Handling Duplicate Shopify Webhook Events (And Why You Must)
Source: Dev.to
The Problem: Duplicate Shopify Webhook Events
Shopify guarantees at‑least‑once delivery for webhooks, not exactly‑once.
If your endpoint does not respond with a 2xx status within 5 seconds, Shopify retries the webhook up to 19 times over 48 hours. This can result in the same event being delivered multiple times.
Common Causes of Duplicates
| Cause | Explanation |
|---|---|
| Slow server response | Shopify times out and retries. |
| Network timeout mid‑request | The request never reaches your handler fully. |
| Server restart while processing | In‑flight request is lost, triggering a retry. |
| Queue consumer crash | The job is re‑queued and processed again. |
Immediate Mitigation: Fast Acknowledgement & Async Processing
Never perform heavy work inside the webhook handler. Respond quickly and hand the payload off to a background queue.
// Express.js example
app.post('/webhooks/orders-paid', async (req, res) => {
// Immediate 2xx response for Shopify
res.status(200).send('OK');
// Enqueue the work for asynchronous processing
await queue.push({ topic: 'orders/paid', payload: req.body });
});
Deduplication Strategy
1. Use a Stable Deduplication Key
Do not use X-Shopify-Webhook-Id (it changes on retries).
Instead, build a key from the webhook topic and the resource ID, which stays constant across retries.
const dedupKey = `orders/paid:${payload.id}`; // stable across retries
2. Fast Check with Redis
// Check if the event was already seen
const alreadySeen = await redis.get(dedupKey);
if (alreadySeen) {
console.log('Duplicate detected, skipping:', dedupKey);
return;
}
// Mark as seen for the next 24 hours
await redis.setex(dedupKey, 86400, '1'); // TTL = 24 h
3. Persistent Fallback in the Database
Redis may go down; a unique constraint in your primary datastore provides a reliable last line of defense.
-- PostgreSQL table for processed webhook events
CREATE TABLE processed_webhook_events (
dedup_key VARCHAR(255) UNIQUE NOT NULL,
processed_at TIMESTAMP DEFAULT NOW()
);
// Attempt to insert the dedup key atomically
const result = await db.raw(`
INSERT INTO processed_webhook_events (dedup_key)
VALUES (?)
ON CONFLICT (dedup_key) DO NOTHING
RETURNING id
`, [dedupKey]);
if (result.rows.length === 0) {
// Row already existed → duplicate
return;
}
The ON CONFLICT DO NOTHING clause ensures that even with many concurrent requests, only the first succeeds.
Idempotent Business Logic
Inventory Updates
Never rely on increment/decrement operations; they break when a webhook is processed twice.
// ❌ Bad – not idempotent
await db.inventory.decrement({ quantity: 5 });
// ✅ Good – idempotent (set absolute quantity)

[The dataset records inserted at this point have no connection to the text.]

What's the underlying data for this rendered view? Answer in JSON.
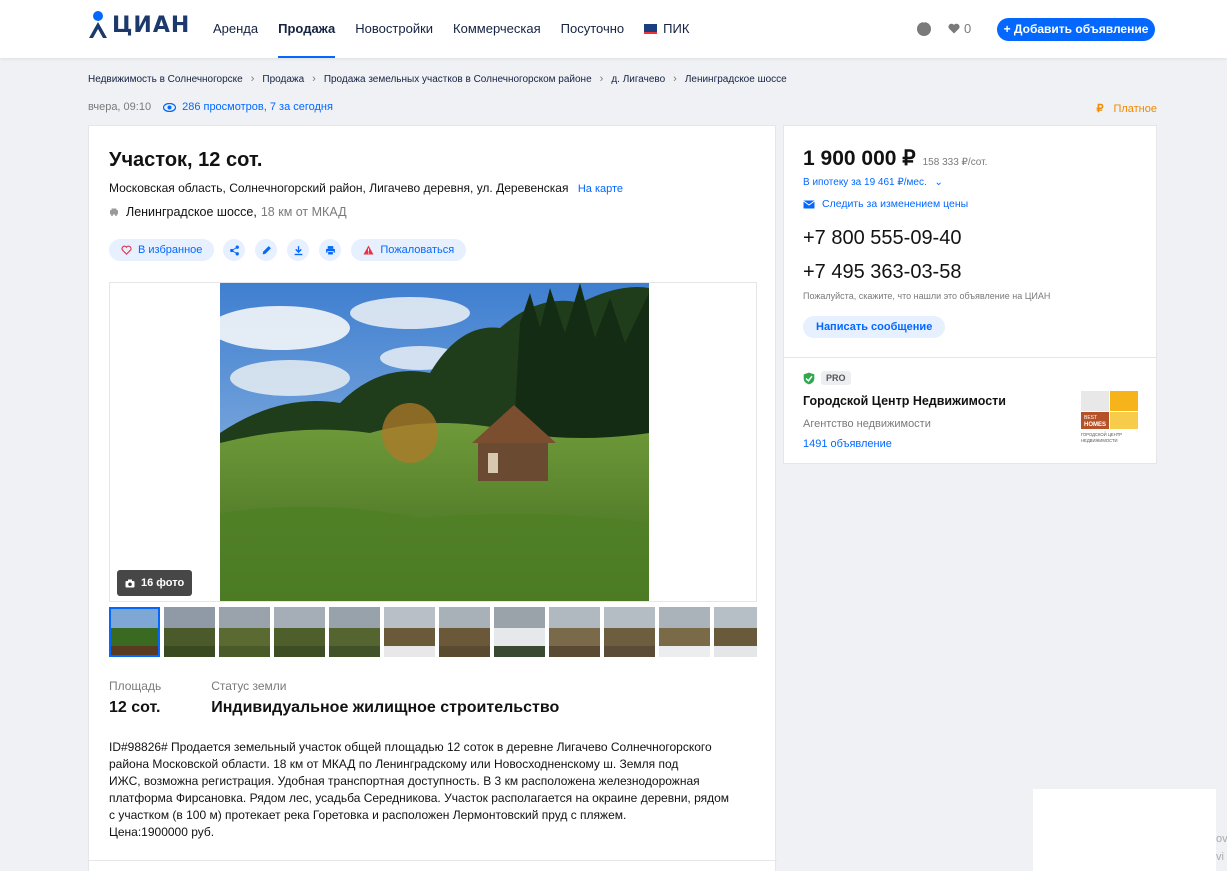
{
  "header": {
    "logo_text": "ЦИАН",
    "nav": [
      "Аренда",
      "Продажа",
      "Новостройки",
      "Коммерческая",
      "Посуточно",
      "ПИК"
    ],
    "active_nav": "Продажа",
    "favorites_count": "0",
    "add_button": "+ Добавить объявление"
  },
  "breadcrumbs": [
    "Недвижимость в Солнечногорске",
    "Продажа",
    "Продажа земельных участков в Солнечногорском районе",
    "д. Лигачево",
    "Ленинградское шоссе"
  ],
  "meta": {
    "published": "вчера, 09:10",
    "views": "286 просмотров, 7 за сегодня",
    "paid_label": "Платное",
    "paid_symbol": "₽"
  },
  "listing": {
    "title": "Участок, 12 сот.",
    "address": "Московская область, Солнечногорский район, Лигачево деревня, ул. Деревенская",
    "map_link": "На карте",
    "highway": "Ленинградское шоссе,",
    "distance": "18 км от МКАД",
    "actions": {
      "favorite": "В избранное",
      "complain": "Пожаловаться"
    },
    "photo_count": "16 фото",
    "thumbnail_count": 12,
    "facts": [
      {
        "label": "Площадь",
        "value": "12 сот."
      },
      {
        "label": "Статус земли",
        "value": "Индивидуальное жилищное строительство"
      }
    ],
    "description": "ID#98826# Продается земельный участок общей площадью 12 соток в деревне Лигачево Солнечногорского\nрайона Московской области. 18 км от МКАД по Ленинградскому или Новосходненскому ш. Земля под\nИЖС, возможна регистрация. Удобная транспортная доступность. В 3 км расположена железнодорожная\nплатформа Фирсановка. Рядом лес, усадьба Середникова. Участок располагается на окраине деревни, рядом\nс участком (в 100 м) протекает река Горетовка и расположен Лермонтовский пруд с пляжем.\nЦена:1900000 руб."
  },
  "sidebar": {
    "price": "1 900 000 ₽",
    "price_per": "158 333 ₽/сот.",
    "mortgage": "В ипотеку за 19 461 ₽/мес.",
    "follow": "Следить за изменением цены",
    "phones": [
      "+7 800 555-09-40",
      "+7 495 363-03-58"
    ],
    "note": "Пожалуйста, скажите, что нашли это объявление на ЦИАН",
    "message_button": "Написать сообщение",
    "pro_badge": "PRO",
    "agency_name": "Городской Центр Недвижимости",
    "agency_type": "Агентство недвижимости",
    "agency_listings": "1491 объявление",
    "agency_logo_text": [
      "BEST",
      "HOMES",
      "ГОРОДСКОЙ ЦЕНТР",
      "НЕДВИЖИМОСТИ"
    ]
  },
  "colors": {
    "accent": "#0468ff",
    "paid": "#f08a00",
    "verified": "#2fa84f"
  },
  "corner_fragment": [
    "ov",
    "vi"
  ]
}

await db.inventory.update({ quantity: newAbsoluteValue });
Example Event‑Specific Risks & Fixes
| Event | Risk | Fix |
|---|---|---|
orders/paid | Double fulfillment | DB unique constraint on dedup key |
inventory_levels/update | Wrong stock count | Use absolute values instead of deltas |
refunds/create | Double refund | Check refund ID before issuing |
customers/create | Duplicate accounts | Enforce email uniqueness |
Checklist for a Robust Webhook Handler
- Respond to Shopify within 5 seconds (2xx status)
- Offload processing to an asynchronous queue
- Deduplication key =
topic + resource ID - Perform Redis lookup at the entry point
- Have a DB unique constraint as a fallback
- Use absolute values for inventory updates
- Load‑test with concurrent duplicate requests
Full Pattern Overview
- Fast ACK → 2xx response to Shopify.
- Queue → Background job handles business logic.
- Redis dedup → Quick detection of repeats.
- DB unique constraint → Guarantees eventual consistency.
- Idempotent operations → Safe to run multiple times.
Implementing these two layers of protection (in‑memory cache + persistent uniqueness) together with idempotent business logic eliminates the majority of duplicate‑processing issues in production Shopify integrations.